A partir de entonces, solo quedaba yo. Yo sería mi propio refugio, mi propia fuerza. La felicidad... tendría que construirla con mis propias manos, ladrillo a ladrillo, en este nuevo y aterrador camino.

Tiempo después, las calles de la ciudad se desdibujaban bajo mis pies mientras apuraba el paso. Un vistazo rápido al reloj me hizo soltar un bufido de fastidio. «Demasiado tarde», pensé, mientras sentía cómo caía la noche sobre la ciudad.

Ya no era una hora «prudente» para una mujer sola, lo sabía, pero ¿qué otra opción tenía? Mi trabajo en el mercado no me permitía gastos extra como taxis. Cada céntimo contaba y gastarlo en transporte significaría pasar hambre a fin de mes.

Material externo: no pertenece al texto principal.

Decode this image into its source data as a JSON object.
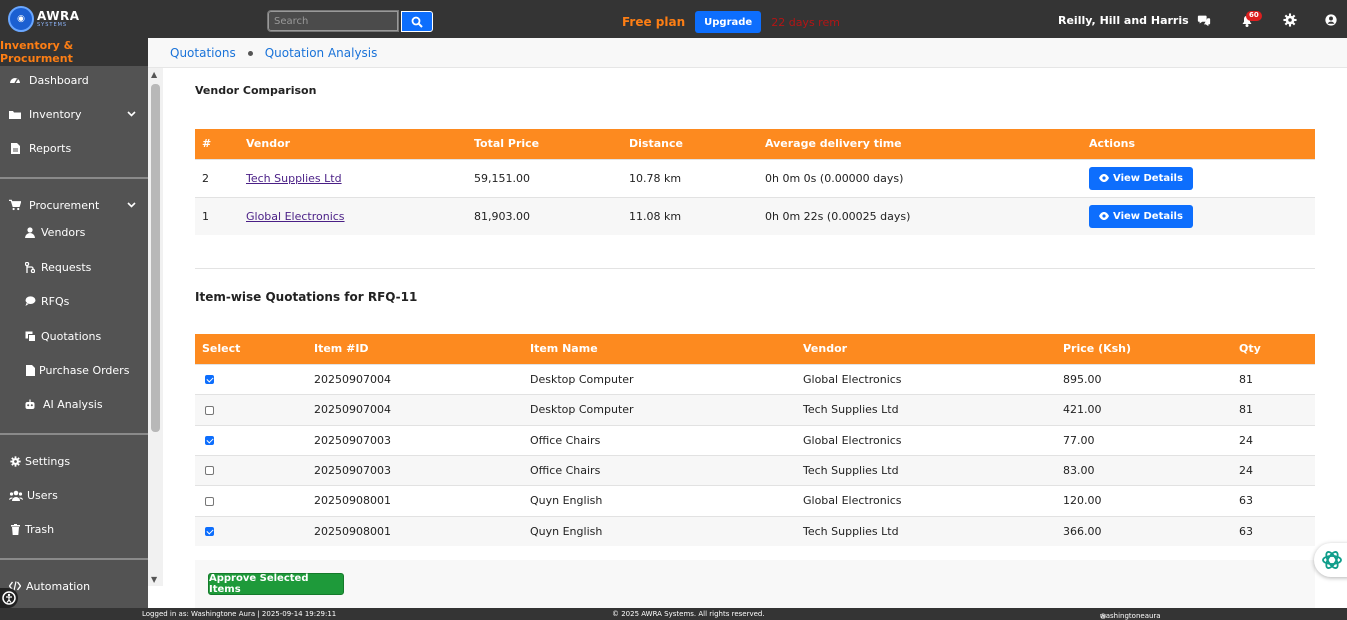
{
  "header": {
    "logo_text": "AWRA",
    "logo_subtext": "SYSTEMS",
    "search_placeholder": "Search",
    "plan_label": "Free plan",
    "upgrade_label": "Upgrade",
    "days_remaining": "22 days rem",
    "company": "Reilly, Hill and Harris",
    "notification_count": "60"
  },
  "sidebar": {
    "title": "Inventory & Procurment",
    "items": [
      {
        "label": "Dashboard",
        "icon": "dashboard-icon"
      },
      {
        "label": "Inventory",
        "icon": "folder-icon"
      },
      {
        "label": "Reports",
        "icon": "file-icon"
      },
      {
        "label": "Procurement",
        "icon": "cart-icon"
      },
      {
        "label": "Vendors",
        "icon": "user-icon"
      },
      {
        "label": "Requests",
        "icon": "branch-icon"
      },
      {
        "label": "RFQs",
        "icon": "chat-icon"
      },
      {
        "label": "Quotations",
        "icon": "copy-icon"
      },
      {
        "label": "Purchase Orders",
        "icon": "file-icon"
      },
      {
        "label": "AI Analysis",
        "icon": "robot-icon"
      },
      {
        "label": "Settings",
        "icon": "gear-icon"
      },
      {
        "label": "Users",
        "icon": "users-icon"
      },
      {
        "label": "Trash",
        "icon": "trash-icon"
      },
      {
        "label": "Automation",
        "icon": "code-icon"
      }
    ]
  },
  "breadcrumb": [
    "Quotations",
    "Quotation Analysis"
  ],
  "vendor_comparison": {
    "title": "Vendor Comparison",
    "columns": [
      "#",
      "Vendor",
      "Total Price",
      "Distance",
      "Average delivery time",
      "Actions"
    ],
    "rows": [
      {
        "rank": "2",
        "vendor": "Tech Supplies Ltd",
        "total": "59,151.00",
        "distance": "10.78 km",
        "delivery": "0h 0m 0s (0.00000 days)",
        "action": "View Details"
      },
      {
        "rank": "1",
        "vendor": "Global Electronics",
        "total": "81,903.00",
        "distance": "11.08 km",
        "delivery": "0h 0m 22s (0.00025 days)",
        "action": "View Details"
      }
    ]
  },
  "itemwise": {
    "title": "Item-wise Quotations for RFQ-11",
    "columns": [
      "Select",
      "Item #ID",
      "Item Name",
      "Vendor",
      "Price (Ksh)",
      "Qty"
    ],
    "rows": [
      {
        "selected": true,
        "id": "20250907004",
        "name": "Desktop Computer",
        "vendor": "Global Electronics",
        "price": "895.00",
        "qty": "81"
      },
      {
        "selected": false,
        "id": "20250907004",
        "name": "Desktop Computer",
        "vendor": "Tech Supplies Ltd",
        "price": "421.00",
        "qty": "81"
      },
      {
        "selected": true,
        "id": "20250907003",
        "name": "Office Chairs",
        "vendor": "Global Electronics",
        "price": "77.00",
        "qty": "24"
      },
      {
        "selected": false,
        "id": "20250907003",
        "name": "Office Chairs",
        "vendor": "Tech Supplies Ltd",
        "price": "83.00",
        "qty": "24"
      },
      {
        "selected": false,
        "id": "20250908001",
        "name": "Quyn English",
        "vendor": "Global Electronics",
        "price": "120.00",
        "qty": "63"
      },
      {
        "selected": true,
        "id": "20250908001",
        "name": "Quyn English",
        "vendor": "Tech Supplies Ltd",
        "price": "366.00",
        "qty": "63"
      }
    ],
    "approve_label": "Approve Selected Items"
  },
  "footer": {
    "logged_in": "Logged in as: Washingtone Aura | 2025-09-14 19:29:11",
    "copyright": "© 2025 AWRA Systems. All rights reserved.",
    "handle": "washingtoneaura"
  },
  "colors": {
    "topbar": "#343434",
    "sidebar": "#535353",
    "accent_orange": "#fd8a1f",
    "primary_blue": "#0d6efd",
    "success_green": "#1e9a3a"
  }
}
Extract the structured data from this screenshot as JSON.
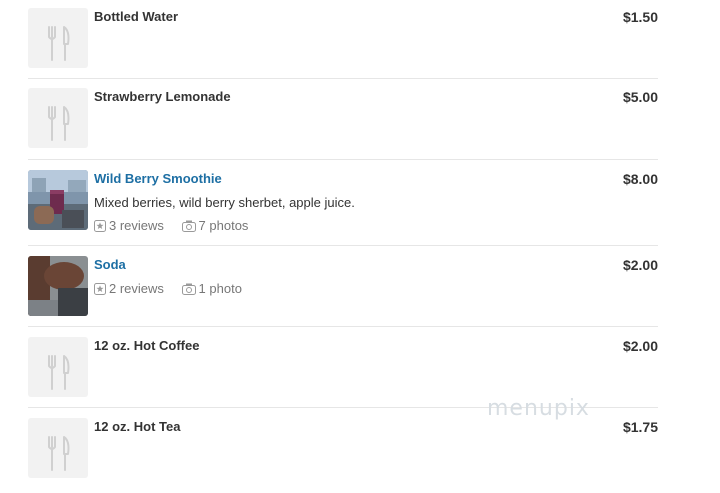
{
  "items": [
    {
      "name": "Bottled Water",
      "price": "$1.50"
    },
    {
      "name": "Strawberry Lemonade",
      "price": "$5.00"
    },
    {
      "name": "Wild Berry Smoothie",
      "price": "$8.00",
      "description": "Mixed berries, wild berry sherbet, apple juice.",
      "reviews": "3 reviews",
      "photos": "7 photos"
    },
    {
      "name": "Soda",
      "price": "$2.00",
      "reviews": "2 reviews",
      "photos": "1 photo"
    },
    {
      "name": "12 oz. Hot Coffee",
      "price": "$2.00"
    },
    {
      "name": "12 oz. Hot Tea",
      "price": "$1.75"
    }
  ],
  "watermark": "menupix",
  "icons": {
    "placeholder": "fork-knife-icon",
    "review": "star-icon",
    "photo": "camera-icon"
  },
  "colors": {
    "link": "#1d6fa4",
    "muted": "#777777",
    "divider": "#e6e6e6"
  }
}
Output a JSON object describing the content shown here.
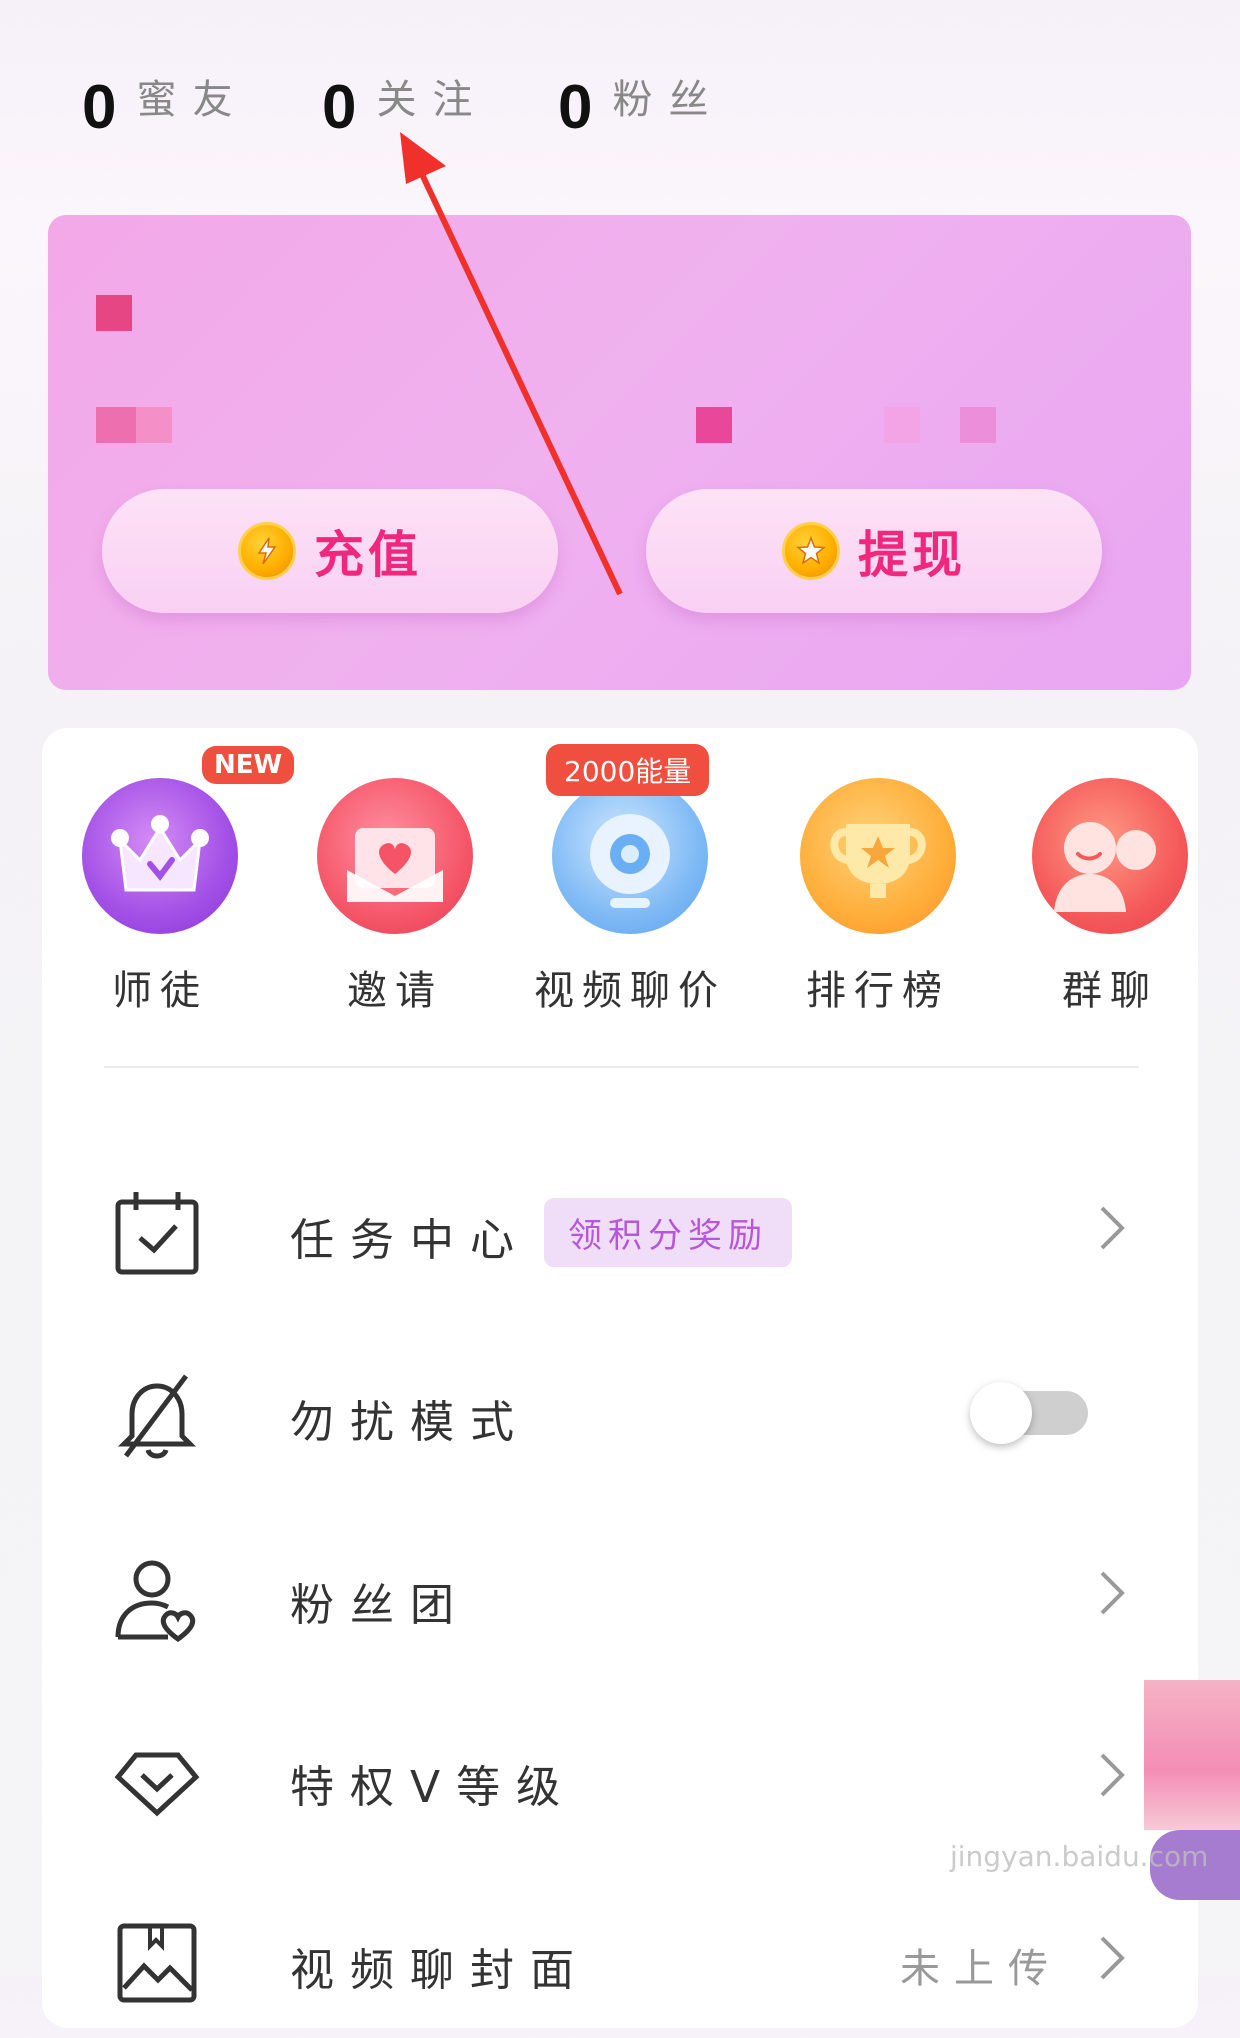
{
  "stats": [
    {
      "value": "0",
      "label": "蜜友"
    },
    {
      "value": "0",
      "label": "关注"
    },
    {
      "value": "0",
      "label": "粉丝"
    }
  ],
  "wallet": {
    "recharge_label": "充值",
    "withdraw_label": "提现"
  },
  "shortcuts": [
    {
      "label": "师徒",
      "badge": "NEW"
    },
    {
      "label": "邀请"
    },
    {
      "label": "视频聊价",
      "badge": "2000能量"
    },
    {
      "label": "排行榜"
    },
    {
      "label": "群聊"
    }
  ],
  "menu": {
    "task_center": {
      "label": "任务中心",
      "tag": "领积分奖励"
    },
    "dnd": {
      "label": "勿扰模式",
      "enabled": false
    },
    "fan_club": {
      "label": "粉丝团"
    },
    "privilege": {
      "label": "特权V等级"
    },
    "video_cover": {
      "label": "视频聊封面",
      "value": "未上传"
    }
  },
  "watermark": "jingyan.baidu.com",
  "colors": {
    "accent": "#f1267d",
    "card": "#f0b1ef",
    "arrow": "#f0302a"
  }
}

A cada paso, la calle se hacía más angosta, la oscuridad era un manto pegajoso que olía a humedad y olvido. Mis preocupaciones financieras eran ahora susurros débiles contra el presentimiento helado que me atenazaba el pecho.

Entonces, como un zarpazo en la quietud, un sonido rasgó el aire. No era un ruido cualquiera, sino algo áspero y gutural que parecía surgir de las entrañas de la tierra. Provenía de un callejón, una herida oscura y sombría entre los edificios.

Cada fibra de mi ser me gritaba: «¡Huye ahora mismo!». Mis piernas se tensaron, preparadas para obedecer al instinto de supervivencia. Sin embargo, una curiosidad malsana, una necesidad oscura de desentrañar el horror, me mantuvo clavada al suelo. Sin darme cuenta, como si una fuerza invisible me arrastrara, avancé tres pasos hacia la boca del callejón.

Y entonces lo oí. Pensé que no se trataba de un gemido humano, sino de algo más primario y bestial. De pronto, un sonido se clavó en el aire y se me heló la médula. Una descarga eléctrica de terror recorrió mi espina dorsal, contrayendo cada músculo.

La boca se me secó hasta volverse un desierto y la saliva se convirtió en una sustancia pegajosa en mi garganta. El miedo, un depredador invisible, se abalanzó sobre mí, inmovilizándome con su peso helador. Sentí el aliento de la oscuridad en mi nuca y, por un momento, tuve la sensación de que mi cordura pendía de un hilo.

Quise retroceder, escapar de esa oscuridad amenazante, darme la vuelta y correr sin mirar atrás. Y quizás lo habría hecho, si no hubiera escuchado esa débil, pero clara palabra:

—¡Ayuda!

Era un susurro tan lleno de dolor y desesperación que me caló hasta lo más profundo. A pesar de todo lo que había sufrido, mi corazón se negó a abandonarlo. No podía dar la espalda a ese grito de auxilio en la oscuridad.